In Mike Hodges' "W.G.O.D." (S3-E4), well-do-to-but-troubled radio evangelist Reverend Nolan Powers (Gary Busey) is prepping for a "Weekend Watchdog" news story when things start falling apart. While on the air, he gets a bizarre phone call from someone who tells him "It's cold here!" and calls him a "pious phony." The same caller seems to be terrorizing him away from the station, including making his hands bleed at a "Right to Life" anti-abortion rally. Back at home, Nolan's mother Lynette (Geraldine Page, who'd win the Best Actress Oscar for THE TRIP TO BOUNTIFUL the following year) spends her days lying in bed with a teddy bear listening to records of Nolan's "perfect" brother. Said brother was a popular child singer who apparently ran away from home and never came back. Though well acted and with a few amusing scenes, this one's predictable. Robert Ito (playing a reporter) and Brioni Farrell co-star.

Mai Zetterling's "Hired Help" (S2-E9), aka Karen Black does a wetback winged demon, wraps things up fairly nicely. Cold, bitchy garment factory owner Kay Mason has been hiring Mexican illegals for her sweat shop operation and treats them horribly, even threatening to fire a guy for accompanying an injured worker to the hospital. Her neglectful husband Herb (Donnelly Rhodes) brushes off her advances, so it's no surprise that while hubby is away she selects hunky Victor (Fernando Allende) to do some yard work. Her maid Maria (Ali Giron) informs her that he has the mark of a demon, but Kay ignores her warnings and goes about seducing the mysterious and quiet hired help. Pretty interesting seeing something from the mid-80s comment on illegal immigration (considering how often it's in the news these days), but Black's overall weirdness is what provides the most entertainment value here. Whether screaming, talking in a baby voice, lying around in lingerie making sexy faces or flailing around in bed drunk spouting lines like "Make yourself comfortable. Like take off all your clothes. It's hot!," this is Black's show all the way.

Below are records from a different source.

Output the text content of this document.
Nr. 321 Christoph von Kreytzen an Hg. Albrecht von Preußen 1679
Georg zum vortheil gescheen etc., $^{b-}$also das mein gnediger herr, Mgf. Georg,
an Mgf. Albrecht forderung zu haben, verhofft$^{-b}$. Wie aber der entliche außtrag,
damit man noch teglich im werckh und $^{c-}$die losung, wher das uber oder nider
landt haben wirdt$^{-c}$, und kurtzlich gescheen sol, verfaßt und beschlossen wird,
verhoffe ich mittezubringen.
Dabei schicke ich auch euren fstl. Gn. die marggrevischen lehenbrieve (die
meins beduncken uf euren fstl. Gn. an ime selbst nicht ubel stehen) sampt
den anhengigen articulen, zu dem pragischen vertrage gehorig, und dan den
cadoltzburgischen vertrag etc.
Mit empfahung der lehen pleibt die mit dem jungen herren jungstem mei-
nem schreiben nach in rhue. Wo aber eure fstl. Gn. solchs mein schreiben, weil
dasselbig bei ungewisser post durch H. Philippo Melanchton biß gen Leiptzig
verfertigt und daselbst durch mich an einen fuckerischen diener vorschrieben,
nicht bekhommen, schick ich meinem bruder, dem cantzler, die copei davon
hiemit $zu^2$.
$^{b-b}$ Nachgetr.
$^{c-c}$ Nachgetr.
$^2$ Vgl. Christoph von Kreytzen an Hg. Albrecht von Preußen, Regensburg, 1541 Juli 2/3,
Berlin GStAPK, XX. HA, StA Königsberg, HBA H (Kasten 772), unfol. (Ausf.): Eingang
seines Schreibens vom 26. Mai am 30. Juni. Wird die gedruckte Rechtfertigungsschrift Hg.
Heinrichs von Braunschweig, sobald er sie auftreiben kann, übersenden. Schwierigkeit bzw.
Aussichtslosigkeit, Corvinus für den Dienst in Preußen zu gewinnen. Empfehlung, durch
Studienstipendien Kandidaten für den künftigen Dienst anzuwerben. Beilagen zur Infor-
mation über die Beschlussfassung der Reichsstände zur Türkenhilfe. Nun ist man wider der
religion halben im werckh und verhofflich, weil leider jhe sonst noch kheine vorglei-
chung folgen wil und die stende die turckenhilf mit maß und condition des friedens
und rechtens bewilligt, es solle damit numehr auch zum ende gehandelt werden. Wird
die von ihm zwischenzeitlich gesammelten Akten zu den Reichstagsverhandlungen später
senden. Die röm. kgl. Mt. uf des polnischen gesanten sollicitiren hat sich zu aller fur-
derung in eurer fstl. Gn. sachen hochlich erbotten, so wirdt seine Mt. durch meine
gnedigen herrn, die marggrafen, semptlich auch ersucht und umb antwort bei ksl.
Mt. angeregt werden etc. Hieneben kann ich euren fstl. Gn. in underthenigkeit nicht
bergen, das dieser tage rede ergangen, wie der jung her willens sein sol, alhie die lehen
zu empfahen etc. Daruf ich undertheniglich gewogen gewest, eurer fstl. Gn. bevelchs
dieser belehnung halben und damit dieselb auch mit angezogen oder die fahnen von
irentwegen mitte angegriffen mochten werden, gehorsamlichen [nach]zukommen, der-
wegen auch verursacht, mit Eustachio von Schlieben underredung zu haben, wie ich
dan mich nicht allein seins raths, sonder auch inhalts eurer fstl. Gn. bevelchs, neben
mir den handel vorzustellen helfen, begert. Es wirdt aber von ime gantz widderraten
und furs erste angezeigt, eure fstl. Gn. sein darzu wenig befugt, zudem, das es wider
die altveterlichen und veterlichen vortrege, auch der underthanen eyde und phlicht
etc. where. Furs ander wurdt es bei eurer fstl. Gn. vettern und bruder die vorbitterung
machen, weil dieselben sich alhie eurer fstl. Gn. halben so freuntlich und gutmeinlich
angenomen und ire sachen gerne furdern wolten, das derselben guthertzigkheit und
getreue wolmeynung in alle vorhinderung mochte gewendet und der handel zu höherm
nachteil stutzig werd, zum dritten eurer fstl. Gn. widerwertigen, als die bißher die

Overall, the three tales are uneven, but about as good as what you'll find in the majority of other horror anthologies. I'll be reviewing Volumes 2 (featuring Roger Vadim's "Dead Man's Curve," Phillip Noyce's "Nightshift" and Paul Verhoven's "Last Scene"), 3 (featuring Carl Schenkel's "Ghost Writer" and "True Believer" and Mai Zetterling's "And If We Dream") and 4 (featuring Richard Rothstein's "Videodate," David Wickes' "Face to Face," Phillip Noyce's "Man's Best Friend") here in due time.